Gabapentin, Crackers, and Cabernet

I’m back. It’s been a while. I see my last post was in January. It’s not that I haven’t written anything. It’s just that most of what I’ve written needs to be saved for a later date. I became reluctant to write about Mom and Dad, and our life here On the Ravine, kept waiting for something big that I could write big about.

So, about my back. I’ve hurt it.  I saw the confirming MRI this morning. It looks like another disc blowout in my back, this one at L-4/5, aggravated and probably caused by arthritis. This isn’t the first time. I ruptured at L-3/4 in April of 2001, just rolled over in bed one Sunday morning and couldn’t walk. However, two nights before, I had taken down tables to clear a room at church–and it caught up with me. It took me a week that time to put any pressure on my leg. Then I followed with pain medication, physical therapy–including daily paddling around in the pool, and multiple visits with a fine neurosurgeon who never operated. Two years of recovery—but no surgery.

Dr. K says next step is cortisone injections. I did this last time, to no avail. After that, the next step is micro-surgery. Yayyyyyy for micro-surgery! I say, “Bring it on!”

This is the fifteenth day that I haven’t walked without help. I don’t get around much, but when I do, I push a little old rolling walker with two baskets that I’ve used all summer as my “garden cart.” I paid $5 on Craigslist because I thought Dad might enjoy it for gardening help. No, he didn’t like it. Yes, I think it’s a lifesaver!

The pain of a spasm is unmanageable, although the gabapentin that Dr. K prescribed seems to help the chronic ache. Today he added a muscle relaxer to try to calm the spasms.
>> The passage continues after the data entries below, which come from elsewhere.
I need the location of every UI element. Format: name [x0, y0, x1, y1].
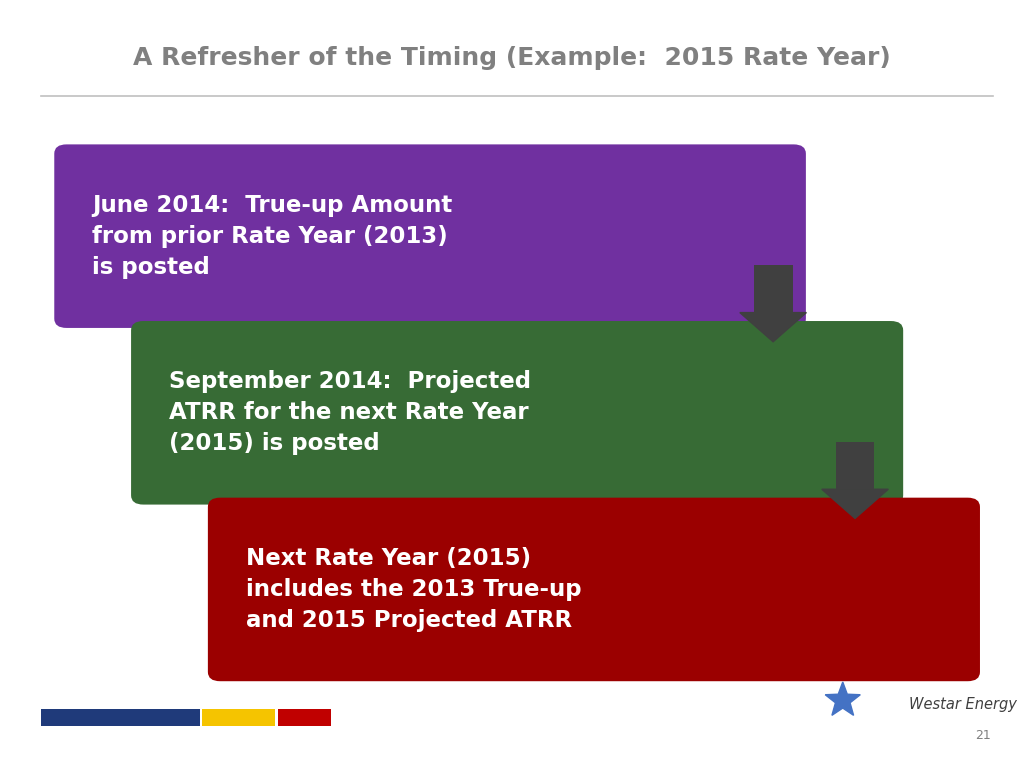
Text: A Refresher of the Timing (Example:  2015 Rate Year): A Refresher of the Timing (Example: 2015… — [133, 45, 891, 70]
Text: 21: 21 — [975, 730, 991, 742]
FancyBboxPatch shape — [131, 321, 903, 505]
Polygon shape — [825, 682, 860, 715]
Text: Westar Energy: Westar Energy — [909, 697, 1017, 712]
Polygon shape — [739, 313, 807, 342]
FancyBboxPatch shape — [208, 498, 980, 681]
Bar — [754, 265, 793, 313]
FancyBboxPatch shape — [54, 144, 806, 328]
Polygon shape — [821, 489, 888, 518]
Bar — [278, 709, 331, 726]
Text: Next Rate Year (2015)
includes the 2013 True-up
and 2015 Projected ATRR: Next Rate Year (2015) includes the 2013 … — [246, 547, 582, 632]
Text: June 2014:  True-up Amount
from prior Rate Year (2013)
is posted: June 2014: True-up Amount from prior Rat… — [92, 194, 453, 279]
Bar — [836, 442, 874, 489]
Text: September 2014:  Projected
ATRR for the next Rate Year
(2015) is posted: September 2014: Projected ATRR for the n… — [169, 370, 531, 455]
Bar — [41, 709, 200, 726]
Bar — [202, 709, 275, 726]
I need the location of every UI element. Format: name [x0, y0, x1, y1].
I want to be over this. Now. And I know it’s not going to work that way. So, for now, I’ll just pop a gabapentin, down some of those Italian crackers with olive oil that have become my weakness, and pour a glass of cabarnet.

Cheers, y’all!

 

Author: Diana Blair Revell

With both parents gone, we’ve left the Compound and moved to a smaller setting. There’s a sadness, but there’s a new beginning, too! I used to be a healthcare executive. I don’t miss it. Before that, I worked in radio and cable TV. I miss radio most of all. Radio has to be the most hilarious and fun place to work. Now I do some writing and give my attention to Dave and Dixie, our four-year-old Shih-poo. My parents were with us for thirteen years. Dad passed away in 2018, and Mom died June 24, 2022. We miss them. I garden, cook, clean, play anything with a keyboard, and believe in the power of Love.

5 thoughts on “Gabapentin, Crackers, and Cabernet”

  1. Diana,

    I am so sorry for your back pain. I found it was the worst thing I ever had. I will add your to my prayers to get your surgery quick.

    Linda

    Like

  2. Sorry to hear you’re in such pain. Pain sucks. I’m having a glass of merlot to ease my back pain. How can back pain be a pain-in-the-ass at the same time? IT’S a multi-tasking pain. I hurt it while wire brushing my CB rockers that I’m going to paint turquoise in honor of my daughter and her Dysautonomia. IT’S that disease’s color. BACK pain could have a color. WHAT color would you choose? HOPE you get some permanent relief soon, my friend. (I have no idea why my first words/letters in a sentance. ARe. CApitalized. WEird. Prayers for you. CHeers!